La Consulta ribadisce che il TFS è retribuzione differita a funzione anche previdenziale. Ritardarne o frammentarne il pagamento:
- lede il principio di giusta retribuzione (art. 36 Cost.);
- mina la funzione previdenziale della prestazione;
- diventa intollerabile in un contesto inflazionistico, dove il valore reale delle somme erogate è significativamente ridotto.
Il problema?
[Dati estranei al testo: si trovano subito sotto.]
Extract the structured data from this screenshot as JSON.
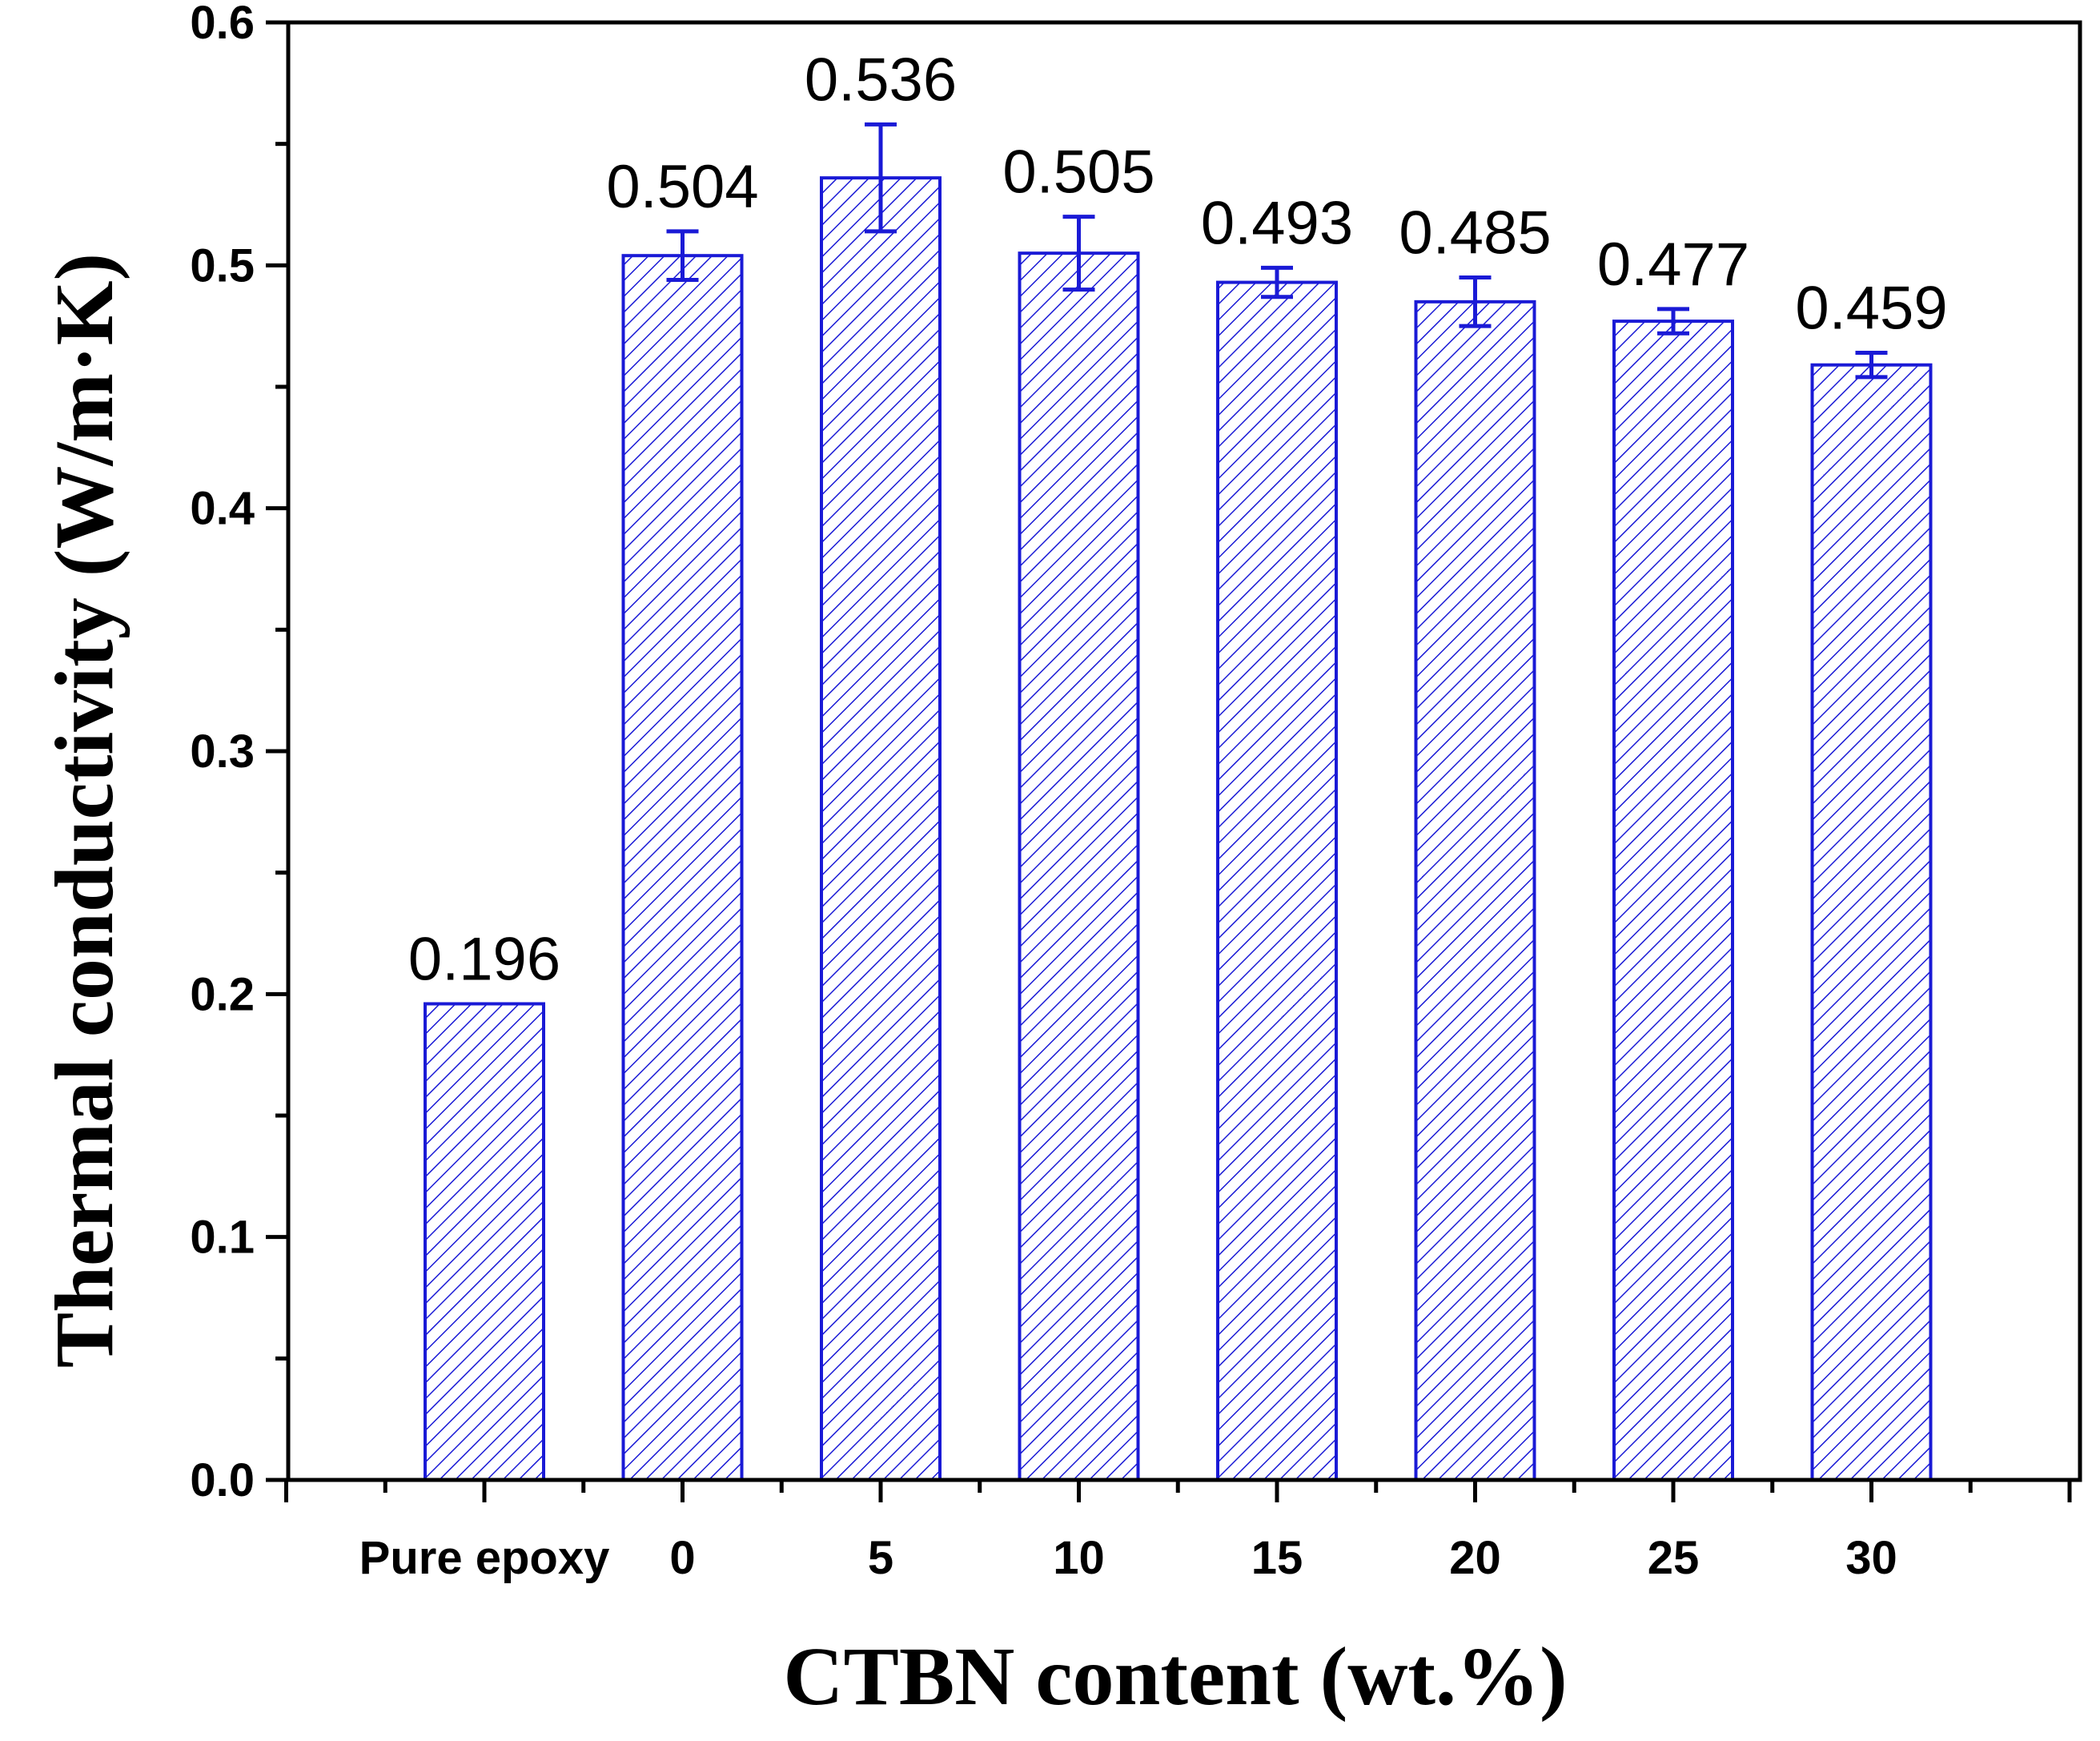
{
  "chart_data": {
    "type": "bar",
    "title": "",
    "xlabel": "CTBN content (wt.%)",
    "ylabel": "Thermal conductivity (W/m·K)",
    "categories": [
      "Pure epoxy",
      "0",
      "5",
      "10",
      "15",
      "20",
      "25",
      "30"
    ],
    "values": [
      0.196,
      0.504,
      0.536,
      0.505,
      0.493,
      0.485,
      0.477,
      0.459
    ],
    "data_labels": [
      "0.196",
      "0.504",
      "0.536",
      "0.505",
      "0.493",
      "0.485",
      "0.477",
      "0.459"
    ],
    "errors": [
      0,
      0.01,
      0.022,
      0.015,
      0.006,
      0.01,
      0.005,
      0.005
    ],
    "ylim": [
      0,
      0.6
    ],
    "yticks": [
      0.0,
      0.1,
      0.2,
      0.3,
      0.4,
      0.5,
      0.6
    ],
    "ytick_labels": [
      "0.0",
      "0.1",
      "0.2",
      "0.3",
      "0.4",
      "0.5",
      "0.6"
    ],
    "bar_style": "diagonal hatch",
    "grid": false,
    "colors": {
      "bar": "#1a1ad6",
      "error": "#1a1ad6",
      "axis": "#000000"
    }
  }
}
Le norme sono ancora in vigore e il legislatore è rimasto sordo anche dopo il primo monito del 2019. La Corte, pur dichiarando l’inammissibilità formale della questione, evidenzia l’urgenza di un intervento riformatore, che deve però “tenere conto degli equilibri di bilancio”. In soldoni: non è solo un problema giuridico, ma anche (e soprattutto) politico.
🧭 La posizione dell’INPS nella Relazione Programmatica 2026–2028
Nella Relazione Programmatica 2026-2028, approvata dal Consiglio di Indirizzo e Vigilanza dell’INPS, il tema della tempestività e qualità delle prestazioni è centrale. Tra gli obiettivi strategici prioritari, troviamo:
- la centralità dell’utenza;
- il miglioramento dell’accessibilità e tempestività delle prestazioni;
- la riduzione di errori e contenziosi;
- il contrasto alle ingiustizie sociali e discriminazioni nei trattamenti.
Il documento mette nero su bianco la volontà di superare prassi che creano ingiustizie sistemiche, come appunto il differimento del TFS per chi ha concluso il proprio servizio.
Inoltre, si fa esplicito riferimento alla necessità di riforme normative su materie come la previdenza, l’inclusione sociale, e le politiche per la legalità: un chiaro segnale che anche dall’interno dell’Istituto si avverte l’urgenza di rivedere meccanismi ormai anacronistici e iniqui.
🤔 Quindi, cosa possiamo aspettarci?
L’INPS ammette la necessità di riformare la propria struttura organizzativa e i processi, anche in chiave normativa, per offrire risposte più adeguate ai cittadini. Ma tutto ciò resta, per ora, nei documenti programmatici. Dall’altra parte, la Corte costituzionale sollecita, ma non può imporre. E la politica, come spesso accade, tentenna.
Intanto, migliaia di lavoratori pubblici attendono mesi (e talvolta anni) per ricevere ciò che è loro dovuto, con buona pace della “giusta retribuzione”.